# Closed-form expression for residue of a pole of order 2

Suppose $$f(z)/g(z)$$ has a pole of order 1 at $$c$$. Then its residue at $$c$$ is $$f(c)/g'(c)$$. I want a formula like this of a quotient for a pole of order 2. I know it's $$\lim_{z\to c} \frac{d}{dz}[(z-c)^2\frac{f(z)}{g(z)}]$$, but I want a more concise expression in terms of the derivatives of $$g$$ and/or $$f$$.

Computing $$\frac{d}{dz}[(z-c)^2\frac{f(z)}{g(z)}]$$ and noting that $$g(c) = 0$$ by assumption, we get

$$2(z - c)\frac{f}{g} + (z-c)^2\frac{f'g - fg'}{g^2}\\ = 2(z - c)\frac{f}{g} + \frac{f'g - fg'}{\left(\frac{g(z) - g(c)}{z-c}\right)^2} \\ \to 2\frac{f(c)}{g'(c)} + \frac{f'(c)\cdot0 - f(c)g'(c)}{g'(c)^2} \\ = \frac{f(c)}{g'(c)}$$

But this is the same expression for the first-order pole, and I know this is wrong. Where did I make a mistake? And what's the right expression?

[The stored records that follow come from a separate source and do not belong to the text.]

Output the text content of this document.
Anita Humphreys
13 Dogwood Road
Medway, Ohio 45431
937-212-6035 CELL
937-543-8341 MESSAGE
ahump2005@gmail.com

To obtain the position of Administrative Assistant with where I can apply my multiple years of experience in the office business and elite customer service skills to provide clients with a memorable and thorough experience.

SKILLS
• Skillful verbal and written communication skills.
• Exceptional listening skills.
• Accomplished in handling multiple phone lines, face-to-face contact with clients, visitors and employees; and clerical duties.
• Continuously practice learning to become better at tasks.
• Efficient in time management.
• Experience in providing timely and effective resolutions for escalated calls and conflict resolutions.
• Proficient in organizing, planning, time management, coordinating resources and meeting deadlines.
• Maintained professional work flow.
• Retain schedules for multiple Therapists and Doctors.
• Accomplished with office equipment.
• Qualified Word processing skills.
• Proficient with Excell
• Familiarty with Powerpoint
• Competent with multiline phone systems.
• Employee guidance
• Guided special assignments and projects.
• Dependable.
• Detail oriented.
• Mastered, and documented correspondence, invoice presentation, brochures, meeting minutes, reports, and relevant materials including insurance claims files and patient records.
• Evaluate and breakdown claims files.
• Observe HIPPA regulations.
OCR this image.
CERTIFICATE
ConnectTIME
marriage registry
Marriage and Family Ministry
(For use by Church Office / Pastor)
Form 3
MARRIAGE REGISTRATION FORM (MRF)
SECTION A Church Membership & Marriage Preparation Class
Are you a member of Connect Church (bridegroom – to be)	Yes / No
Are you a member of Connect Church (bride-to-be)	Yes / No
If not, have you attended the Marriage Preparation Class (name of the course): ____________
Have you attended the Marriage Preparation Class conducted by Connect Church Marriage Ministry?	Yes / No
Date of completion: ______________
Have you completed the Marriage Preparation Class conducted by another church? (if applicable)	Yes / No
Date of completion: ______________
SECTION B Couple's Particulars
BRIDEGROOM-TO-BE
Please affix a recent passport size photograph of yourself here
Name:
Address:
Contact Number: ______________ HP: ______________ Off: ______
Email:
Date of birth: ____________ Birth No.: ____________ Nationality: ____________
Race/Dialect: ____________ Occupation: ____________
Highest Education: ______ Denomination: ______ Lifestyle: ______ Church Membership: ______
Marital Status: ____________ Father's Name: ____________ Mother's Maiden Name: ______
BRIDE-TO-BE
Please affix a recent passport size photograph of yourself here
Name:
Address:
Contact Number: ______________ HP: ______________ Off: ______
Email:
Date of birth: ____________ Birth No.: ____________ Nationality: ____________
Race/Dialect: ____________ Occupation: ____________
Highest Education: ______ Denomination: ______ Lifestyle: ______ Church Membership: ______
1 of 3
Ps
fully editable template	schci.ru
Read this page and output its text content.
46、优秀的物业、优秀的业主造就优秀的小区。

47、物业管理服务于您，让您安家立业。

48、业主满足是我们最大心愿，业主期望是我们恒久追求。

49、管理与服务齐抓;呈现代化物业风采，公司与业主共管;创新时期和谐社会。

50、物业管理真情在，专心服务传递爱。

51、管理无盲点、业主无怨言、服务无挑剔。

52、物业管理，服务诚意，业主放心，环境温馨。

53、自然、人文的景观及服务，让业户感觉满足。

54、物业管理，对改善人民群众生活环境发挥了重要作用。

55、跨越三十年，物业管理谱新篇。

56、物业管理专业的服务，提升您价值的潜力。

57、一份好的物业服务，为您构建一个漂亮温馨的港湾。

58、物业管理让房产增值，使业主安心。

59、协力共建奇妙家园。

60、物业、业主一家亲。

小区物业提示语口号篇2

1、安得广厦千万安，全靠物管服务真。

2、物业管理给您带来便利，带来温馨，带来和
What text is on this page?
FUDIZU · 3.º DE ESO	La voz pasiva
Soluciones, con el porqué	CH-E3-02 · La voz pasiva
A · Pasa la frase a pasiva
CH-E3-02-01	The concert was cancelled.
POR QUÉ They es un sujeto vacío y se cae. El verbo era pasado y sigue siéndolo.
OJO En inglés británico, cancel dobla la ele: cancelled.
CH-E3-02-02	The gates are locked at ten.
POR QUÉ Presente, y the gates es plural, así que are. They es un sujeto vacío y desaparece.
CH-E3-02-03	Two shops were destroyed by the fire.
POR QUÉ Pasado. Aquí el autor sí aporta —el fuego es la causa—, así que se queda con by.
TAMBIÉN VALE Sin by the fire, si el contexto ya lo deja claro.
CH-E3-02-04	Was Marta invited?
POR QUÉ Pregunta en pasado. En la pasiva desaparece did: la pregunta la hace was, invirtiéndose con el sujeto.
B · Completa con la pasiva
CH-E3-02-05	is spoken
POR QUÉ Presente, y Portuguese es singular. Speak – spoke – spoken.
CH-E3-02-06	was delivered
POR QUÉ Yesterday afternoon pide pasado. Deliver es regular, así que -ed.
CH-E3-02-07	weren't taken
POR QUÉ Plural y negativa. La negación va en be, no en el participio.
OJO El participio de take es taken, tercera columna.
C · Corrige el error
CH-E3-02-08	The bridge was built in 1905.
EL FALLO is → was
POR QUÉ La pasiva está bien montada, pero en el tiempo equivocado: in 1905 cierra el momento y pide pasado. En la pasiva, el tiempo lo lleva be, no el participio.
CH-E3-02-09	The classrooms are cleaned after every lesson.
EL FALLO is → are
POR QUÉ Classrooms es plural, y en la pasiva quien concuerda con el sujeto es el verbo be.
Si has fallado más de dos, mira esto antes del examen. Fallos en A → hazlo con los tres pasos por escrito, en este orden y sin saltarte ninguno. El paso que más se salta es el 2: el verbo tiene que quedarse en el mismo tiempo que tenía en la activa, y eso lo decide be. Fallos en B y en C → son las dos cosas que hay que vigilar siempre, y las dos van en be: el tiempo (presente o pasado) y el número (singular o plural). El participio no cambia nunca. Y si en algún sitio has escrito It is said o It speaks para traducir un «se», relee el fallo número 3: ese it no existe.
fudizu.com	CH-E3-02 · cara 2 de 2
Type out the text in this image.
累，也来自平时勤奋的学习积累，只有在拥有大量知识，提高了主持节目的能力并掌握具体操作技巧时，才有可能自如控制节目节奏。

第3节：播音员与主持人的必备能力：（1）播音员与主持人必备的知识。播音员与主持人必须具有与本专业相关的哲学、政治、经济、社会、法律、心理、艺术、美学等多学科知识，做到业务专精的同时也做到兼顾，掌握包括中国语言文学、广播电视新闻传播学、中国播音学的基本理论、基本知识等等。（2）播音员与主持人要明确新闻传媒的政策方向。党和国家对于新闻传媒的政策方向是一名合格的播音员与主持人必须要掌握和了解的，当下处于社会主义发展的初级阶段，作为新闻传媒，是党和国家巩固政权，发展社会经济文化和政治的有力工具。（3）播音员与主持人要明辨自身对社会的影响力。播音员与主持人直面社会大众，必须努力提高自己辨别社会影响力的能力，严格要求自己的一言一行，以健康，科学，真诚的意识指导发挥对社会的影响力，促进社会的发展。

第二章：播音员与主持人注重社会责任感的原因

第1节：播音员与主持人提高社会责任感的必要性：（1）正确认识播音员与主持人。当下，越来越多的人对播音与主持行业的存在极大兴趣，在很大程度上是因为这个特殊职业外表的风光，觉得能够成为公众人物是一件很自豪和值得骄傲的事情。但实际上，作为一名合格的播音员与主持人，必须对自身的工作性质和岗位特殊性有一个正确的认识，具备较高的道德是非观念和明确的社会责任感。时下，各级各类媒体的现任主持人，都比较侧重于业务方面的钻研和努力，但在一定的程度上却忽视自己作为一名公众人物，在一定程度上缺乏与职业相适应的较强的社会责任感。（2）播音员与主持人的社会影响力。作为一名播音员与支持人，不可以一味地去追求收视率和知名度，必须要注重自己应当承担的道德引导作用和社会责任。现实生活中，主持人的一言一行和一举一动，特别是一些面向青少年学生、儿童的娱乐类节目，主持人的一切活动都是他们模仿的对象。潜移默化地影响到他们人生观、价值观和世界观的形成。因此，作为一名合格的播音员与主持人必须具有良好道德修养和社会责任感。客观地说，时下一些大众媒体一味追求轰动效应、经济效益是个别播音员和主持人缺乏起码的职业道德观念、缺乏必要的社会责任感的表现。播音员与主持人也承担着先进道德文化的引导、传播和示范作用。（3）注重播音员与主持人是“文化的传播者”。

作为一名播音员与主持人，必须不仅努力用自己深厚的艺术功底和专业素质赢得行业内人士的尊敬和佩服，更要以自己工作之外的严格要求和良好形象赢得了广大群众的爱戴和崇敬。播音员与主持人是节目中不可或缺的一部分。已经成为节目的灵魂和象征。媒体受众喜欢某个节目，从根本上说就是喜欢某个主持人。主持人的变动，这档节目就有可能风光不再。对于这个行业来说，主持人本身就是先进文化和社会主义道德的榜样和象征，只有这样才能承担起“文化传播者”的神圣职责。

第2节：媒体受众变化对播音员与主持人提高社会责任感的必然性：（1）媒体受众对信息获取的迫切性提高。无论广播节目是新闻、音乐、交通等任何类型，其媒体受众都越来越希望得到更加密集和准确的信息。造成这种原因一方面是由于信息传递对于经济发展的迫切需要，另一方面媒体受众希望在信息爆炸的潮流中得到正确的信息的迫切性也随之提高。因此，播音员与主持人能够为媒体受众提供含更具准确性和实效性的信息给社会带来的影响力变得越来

I presume $$f(c)\ne0$$ but $$g$$ has a double zero at $$z$$. Then $$f(z)=a_0+a_1w+a_2w^2+\cdots$$ and $$g(z)=b_2w^2+b_3w^3+\cdots$$ where $$w=z-c$$. Then $$\frac{f(z)}{g(z)}=\frac{1}{w^2}\frac{a_0+a_1w+\cdots}{b_2+b_3w+\cdots} =\frac1{b_2w^2}(a_0+a_1w+\cdots)(1-(b_3/b_2)w+\cdots) =\frac{a_0+(a_1-a_0b_3/b_2)w+\cdots}{b_2w^2}$$ and so the residue is $$\frac{a_1-a_0b_3/b_2}{b_2} =\frac{a_1b_2-a_0b_3}{b_2^2}=\frac{f'(c)g''(c)/2-f(c)g'''(c)/6}{g''(c)^2/4} =\frac{6f'(c)g''(c)-2f(c)g'''(c)}{3g''(c)^2}.$$
It is NOT true that $$2(z - c)\frac{f}{g} + \frac{f'g - fg'}{\left(\frac{g(z) - g(c)}{z-c}\right)^2} \longrightarrow 2\frac{f(c)}{g'(c)} + \frac{f'(c)\cdot0 - f(c)g'(c)}{g'(c)^2}$$ because $$\frac{f(c)}{g'(c)}$$ does not exist, since $$z=c$$ is a double root for $$g$$.